Deployment

This guide shows how to deploy Arch directly using Docker without the archgw CLI, including basic runtime checks for routing and health monitoring.

Docker Deployment

Below is a minimal, production-ready example showing how to deploy the Arch Docker image directly and run basic runtime checks. Adjust image names, tags, and the arch_config.yaml path to match your environment.

Note

You will need to pass all required environment variables that are referenced in your arch_config.yaml file.

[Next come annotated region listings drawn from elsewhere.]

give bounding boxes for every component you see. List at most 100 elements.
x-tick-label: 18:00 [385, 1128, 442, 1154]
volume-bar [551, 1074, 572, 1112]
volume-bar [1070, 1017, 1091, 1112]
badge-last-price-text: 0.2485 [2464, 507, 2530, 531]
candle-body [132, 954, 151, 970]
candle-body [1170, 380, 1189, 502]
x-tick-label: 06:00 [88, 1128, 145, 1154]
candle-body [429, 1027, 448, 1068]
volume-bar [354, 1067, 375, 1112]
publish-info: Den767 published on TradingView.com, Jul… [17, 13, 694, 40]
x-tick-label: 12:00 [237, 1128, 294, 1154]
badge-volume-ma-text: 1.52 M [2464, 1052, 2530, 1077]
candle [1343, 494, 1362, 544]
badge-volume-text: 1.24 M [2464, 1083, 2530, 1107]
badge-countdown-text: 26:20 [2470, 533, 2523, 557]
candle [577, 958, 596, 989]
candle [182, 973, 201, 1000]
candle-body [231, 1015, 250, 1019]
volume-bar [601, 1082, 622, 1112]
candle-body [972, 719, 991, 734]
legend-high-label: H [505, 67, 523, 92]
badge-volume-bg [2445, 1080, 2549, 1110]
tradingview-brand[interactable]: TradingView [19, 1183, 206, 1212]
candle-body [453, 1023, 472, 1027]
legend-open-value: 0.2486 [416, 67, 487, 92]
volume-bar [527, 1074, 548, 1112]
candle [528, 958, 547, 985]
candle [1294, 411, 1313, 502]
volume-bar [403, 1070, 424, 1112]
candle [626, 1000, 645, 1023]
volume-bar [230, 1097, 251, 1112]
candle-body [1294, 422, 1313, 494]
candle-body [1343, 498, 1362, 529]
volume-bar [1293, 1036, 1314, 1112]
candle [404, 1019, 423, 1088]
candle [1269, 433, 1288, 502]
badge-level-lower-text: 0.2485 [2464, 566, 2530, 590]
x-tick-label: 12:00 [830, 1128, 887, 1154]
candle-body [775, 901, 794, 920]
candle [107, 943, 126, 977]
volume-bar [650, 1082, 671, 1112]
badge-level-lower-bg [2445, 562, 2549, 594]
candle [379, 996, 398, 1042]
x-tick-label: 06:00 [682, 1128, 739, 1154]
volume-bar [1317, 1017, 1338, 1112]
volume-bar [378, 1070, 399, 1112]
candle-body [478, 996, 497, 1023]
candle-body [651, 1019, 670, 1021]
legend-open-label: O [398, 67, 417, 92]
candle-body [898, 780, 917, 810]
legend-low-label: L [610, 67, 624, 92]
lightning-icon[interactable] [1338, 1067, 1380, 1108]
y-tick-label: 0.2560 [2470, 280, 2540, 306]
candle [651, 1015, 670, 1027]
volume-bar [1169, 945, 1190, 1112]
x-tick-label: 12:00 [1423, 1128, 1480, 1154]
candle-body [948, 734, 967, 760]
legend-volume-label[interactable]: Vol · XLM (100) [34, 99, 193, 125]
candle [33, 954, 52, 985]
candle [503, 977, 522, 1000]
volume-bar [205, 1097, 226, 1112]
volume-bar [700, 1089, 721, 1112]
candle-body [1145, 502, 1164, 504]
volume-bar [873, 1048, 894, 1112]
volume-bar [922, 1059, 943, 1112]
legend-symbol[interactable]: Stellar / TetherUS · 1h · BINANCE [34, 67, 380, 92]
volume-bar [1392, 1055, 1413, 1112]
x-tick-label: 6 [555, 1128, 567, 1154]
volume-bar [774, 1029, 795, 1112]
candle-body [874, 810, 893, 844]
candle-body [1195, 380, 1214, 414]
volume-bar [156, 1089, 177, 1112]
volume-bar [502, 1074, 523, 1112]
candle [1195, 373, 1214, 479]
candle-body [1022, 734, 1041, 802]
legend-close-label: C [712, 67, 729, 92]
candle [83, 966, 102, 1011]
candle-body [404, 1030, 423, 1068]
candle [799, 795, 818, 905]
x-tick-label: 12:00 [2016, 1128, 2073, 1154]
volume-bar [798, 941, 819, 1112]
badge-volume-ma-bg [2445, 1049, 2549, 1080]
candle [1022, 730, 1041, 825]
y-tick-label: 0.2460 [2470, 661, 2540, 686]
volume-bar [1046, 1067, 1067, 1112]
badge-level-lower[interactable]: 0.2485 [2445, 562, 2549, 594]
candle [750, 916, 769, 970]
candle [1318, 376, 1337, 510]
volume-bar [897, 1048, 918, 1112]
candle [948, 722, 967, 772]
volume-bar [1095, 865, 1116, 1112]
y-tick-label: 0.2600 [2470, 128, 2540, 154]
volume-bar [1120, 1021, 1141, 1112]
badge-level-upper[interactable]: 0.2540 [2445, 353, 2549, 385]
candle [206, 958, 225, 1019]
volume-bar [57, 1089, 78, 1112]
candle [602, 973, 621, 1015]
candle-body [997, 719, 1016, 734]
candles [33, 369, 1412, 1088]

For arch_config.yaml, you can use any sample configuration defined earlier in the documentation. For example, you can try the LLM Routing sample config.

Docker Compose Setup

Create a docker-compose.yml file with the following configuration:

# docker-compose.yml
services:
  archgw:
    image: katanemo/archgw:0.3.16
    container_name: archgw
    ports:
      - "10000:10000" # ingress (client -> arch)
      - "12000:12000" # egress (arch -> upstream/llm proxy)
    volumes:
      - ./arch_config.yaml:/app/arch_config.yaml:ro
    environment:
      - OPENAI_API_KEY=${OPENAI_API_KEY:?error}
      - ANTHROPIC_API_KEY=${ANTHROPIC_API_KEY:?error}
      - MODEL_SERVER_PORT=51000

Starting the Stack

Start the services from the directory containing docker-compose.yml and arch_config.yaml:

# Set required environment variables and start services
OPENAI_API_KEY=xxx ANTHROPIC_API_KEY=yyy docker compose up -d

Check container health and logs:

docker compose ps
docker compose logs -f archgw

Runtime Tests

Perform basic runtime tests to verify routing and functionality.

Gateway Smoke Test

Test the chat completion endpoint with automatic routing:

# Request handled by the gateway. 'model: "none"' lets Arch decide routing
curl --header 'Content-Type: application/json' \
  --data '{"messages":[{"role":"user","content":"tell me a joke"}], "model":"none"}' \
  http://localhost:12000/v1/chat/completions | jq .model

Expected output:

"gpt-4o-2024-08-06"

Model-Based Routing

Test explicit provider and model routing:

curl -s -H "Content-Type: application/json" \
  -d '{"messages":[{"role":"user","content":"Explain quantum computing"}], "model":"anthropic/claude-3-5-sonnet-20241022"}' \
  http://localhost:12000/v1/chat/completions | jq .model

Expected output:

"claude-3-5-sonnet-20241022"

Troubleshooting

Common Issues and Solutions

Environment Variables

Ensure all environment variables (OPENAI_API_KEY, ANTHROPIC_API_KEY, etc.) used by arch_config.yaml are set before starting services.

TLS/Connection Errors

If you encounter TLS or connection errors to upstream providers:

  • Check DNS resolution

  • Verify proxy settings

  • Confirm correct protocol and port in your arch_config endpoints

Verbose Logging

To enable more detailed logs for debugging:

  • Run archgw with a higher component log level

  • See the Observability guide for logging and monitoring details

  • Rebuild the image if required with updated log configuration

CI/Automated Checks

For continuous integration or automated testing, you can use the curl commands above as health checks in your deployment pipeline.